Digo esto porque resultó que a paso muy muy lento esquivé en mi propio y
versionado “yendo de la cama al living”, no menos de seis o siete ilusiones
rotas que yo, o alguien más había dejado ahí. Con toda mi atención concentrada
en esas viejas ilusiones me enredé hasta los talones con un divorcio que
colgaba invisible y desde hacía rato de la lámpara del living. Cuando logré desenredarme un poco,
pisé sin querer a uno de mis dos gatos con un pie, al tiempo que pisaba un par
de trampas hermosas e inevitables con el otro. Estoy casi seguro de que terminé
en el piso, y de que rompí en la caída
un par de adornos, algunas buenas costumbres y unas cuantas tranquilidades
ajenas. Me sacudí los restos del mini desastre que había ocasionado lo mejor
que pude, pero como tengo la piel un poco culposa, y todavía hoy, después de
dosmil putos años de ciencia, no hay
dermaglós para la culpa, algunos de esos restos que intenté sacudirme, se me
quedaron bien bien pegados. Me arrodillé como pude y mientras que con una mano
me apoyaba en el piso, con la otra me agarraba de un par de almas que siempre,
pero siempre están en mañanas como esa (aunque mal no sea, por la simple razón
de que siempre, pero siempre participan de la fiesta de anoche). Así me paré.
Di un primer paso, y me encontré haciendo equilibrio sobre una botella vacía de
veneno familiar que rogué no haberme bebido, al tiempo que esquivaba con
habilidades que desconocía en mi, los megadientes no postizos de los fantasmas
que tenía en el placard, que evidentemente, bajo los efectos de fumarme a mi
mismo en cada porro, había dejado abierto durante la fiesta de anoche. En ese
momento, debo reoconocerlo, me percaté entre el agite y el cagaso, de que con
los años desarrollé unos reflejos y velocidad de movimientos, del carajo,
dignos de Neo, del agente Smith y del chino que cuida a la pitonisa. No se bien
cuanto tiempo después me di cuenta de que la luz en la cara me estaba
taladrando el cerebro, y me complicaba un poco la ya nada fácil tarea de
esquivar tarascones y bancarse algunas mordidas. Creo que en ese momento me di vuelta y tiré de la cuerda
de excesos que sostiene la persiana y la bajé un poco. Solo lo suficiente como
para que la realidad que entraba por la ventana no me dejara ciego.
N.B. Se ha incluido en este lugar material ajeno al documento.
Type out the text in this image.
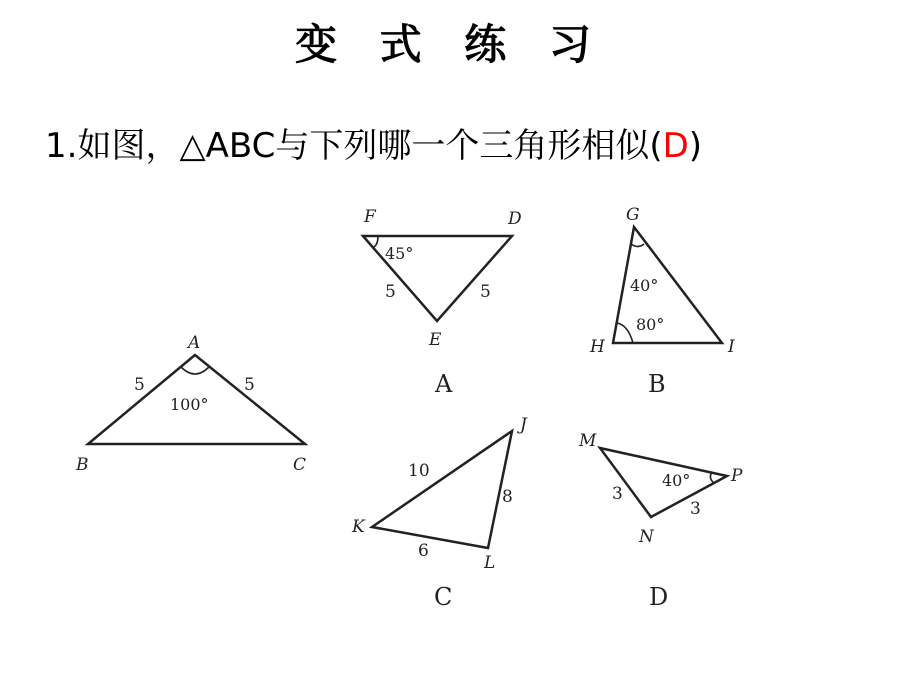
变 式 练 习
1.如图，△ABC与下列哪一个三角形相似(D)
A
B	C
5	5
100°
F	D
E
5	5
45°
A
G
H	I
40°
80°
B
J
K
L
10
8
6
C
M
N
P
3
3
40°
D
Me apoyé
sobre la mesita de madera familiar con terminaciones en analista que me traje
conmigo en mi primer mudanza y di un paso largo largo y lento, más bien
cuidadoso, como para no pisar mis dos o tres deseos que habían aparecido junto
con otros cuarenta dibujos ahí en el piso, y me tiré como pude en el sillón. Unos
instantes después me sentía agotado, y muy confundido. Y fue ahí que me reí. Me
reí contento y todavía confundido, no solo por lo que se me reveló durante el psicopepoviaje
por mi living recién descripto, sino también porque por primera vez en toda mi
vida, ahí, sentado en mi sillón, me encontré tomando la decisión de dejar atrás
la pendejada. Era cierto, mi vida, a juzgar por el estado de mi living estaba
desordenada al punto de haber adquirido
una estética un tanto irreal, algo así como un chino con rulos. Pero no menos
cierto era que encogerse de hombros y chistar al son del “ya fue…” mental, ya no
era más una solución al problema. Ahí mismo tomé la decisión. Si todo cambio tiene su precio, yo, hoy por la mañana estaba dispuesto a pagar el precio del mío. Hoy a la mañana entendí de qué se trataba crecer. Así que agarré y crecí. Llamé a Marce, La chica que limpia mi casa una vez cada quince días, le rogué que empezara a venir una vez por semana, y la verdad es que, luego de una serie de presupuestos rápidos y un pequeño ajuste de cinturón financiero, por lo menos mi living está muchísimo más ordenado.